Mode check. curl -fsS http://127.0.0.1:58104/api/atlas/planner/llm-status includes "mode": "gateway" when DJED_AI_BASE_URL is set; legacy direct-OpenRouter mode reads "mode": "legacy".

OpenRouter API key (OPENROUTER_API_KEY) — legacy fallback

Section titled “OpenRouter API key (OPENROUTER_API_KEY) — legacy fallback”

Used only when DJED_AI_BASE_URL is unset (the planner emits a deprecation warning the first time it falls back). Prefer migrating to the gateway mode above.

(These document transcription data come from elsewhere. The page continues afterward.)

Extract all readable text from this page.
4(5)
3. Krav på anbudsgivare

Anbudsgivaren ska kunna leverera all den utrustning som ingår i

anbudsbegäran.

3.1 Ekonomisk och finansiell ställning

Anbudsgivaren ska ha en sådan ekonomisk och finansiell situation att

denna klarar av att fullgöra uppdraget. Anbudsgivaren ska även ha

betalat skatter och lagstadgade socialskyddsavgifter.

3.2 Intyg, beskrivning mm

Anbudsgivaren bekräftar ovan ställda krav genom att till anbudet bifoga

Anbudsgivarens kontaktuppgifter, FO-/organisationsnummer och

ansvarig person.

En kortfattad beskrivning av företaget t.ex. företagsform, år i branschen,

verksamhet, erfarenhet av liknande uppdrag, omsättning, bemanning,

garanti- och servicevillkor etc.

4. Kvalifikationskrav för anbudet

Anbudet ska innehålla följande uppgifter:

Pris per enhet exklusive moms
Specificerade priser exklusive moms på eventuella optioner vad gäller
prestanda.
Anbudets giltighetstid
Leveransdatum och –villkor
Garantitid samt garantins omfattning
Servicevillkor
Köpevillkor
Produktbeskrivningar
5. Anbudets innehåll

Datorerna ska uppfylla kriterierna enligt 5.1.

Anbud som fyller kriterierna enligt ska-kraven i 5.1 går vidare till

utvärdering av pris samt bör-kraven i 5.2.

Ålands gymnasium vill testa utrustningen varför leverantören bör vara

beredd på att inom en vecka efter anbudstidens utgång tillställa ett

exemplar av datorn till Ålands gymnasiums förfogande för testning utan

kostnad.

  1. Mint a new key at openrouter.ai.
  2. Replace the value in .env (and Zitadel-managed secret if you push to it).
  3. make ship-planner and make ship-services (the gateway reads the key for clean-core readiness reporting).
  4. Verify /readyz returns openrouter: legacy mode (no recent failure) and the next /answer/stream request emits a real LLM answer rather than the baseline fallback.
  5. Revoke the old key.

BFF session secret (ATLAS_BFF_SESSION_SECRET)

Section titled “BFF session secret (ATLAS_BFF_SESSION_SECRET)”

Rotating this signs everyone out — schedule accordingly.

  1. Generate a new value: openssl rand -hex 32.
  2. Replace ATLAS_BFF_SESSION_SECRET in .env.
  3. make ship-services. Existing atlas_session cookies fail signature verification and clients fall back to the OIDC code flow.

BFF client secret (ATLAS_BFF_CLIENT_SECRET)

Section titled “BFF client secret (ATLAS_BFF_CLIENT_SECRET)”
  1. Rotate in Zitadel for the Atlas web app application.
  2. Replace ATLAS_BFF_CLIENT_SECRET in .env.
  3. make ship-services. Verify /api/auth/session for an authenticated browser still returns 200.

Zitadel machine key (KEYSTONE_MACHINE_KEY_FILE)

Section titled “Zitadel machine key (KEYSTONE_MACHINE_KEY_FILE)”
  1. Mint a new machine key in Zitadel for the atlas-graphsync service user.
  2. Replace the file at /opt/djed/config/zitadel-keys/atlas-graphsync.key.json atomically (mv the new file over the old).
  3. make ship-services for atlas-gateway, atlas-graphsync, atlas-resolver.
  4. Verify make ship-ontology succeeds (still requires the ACL grant — see grant-ontology-acl).
  1. Rotate in Redis (CONFIG SET requirepass <new> then CONFIG REWRITE).
  2. Update ATLAS_REDIS_URL in .env (the URL form already includes auth).
  3. make ship-services to restart the gateway. BFF sessions are stored in Redis db=6 and survive a Redis password rotation as long as the new URL reaches the same db.

Add the following hook (or wire into your existing pre-commit framework) so nothing under .env* (other than the example) can ever land in a commit:

.git/hooks/pre-commit
#!/usr/bin/env bash
if git diff --cached --name-only | grep -E '^\.env($|\.[^e])' > /dev/null; then
echo "Refusing to commit .env files. Use .env.example for template values."
exit 1
fi

chmod +x .git/hooks/pre-commit to enable. CI should run the same regex against the diff for completeness.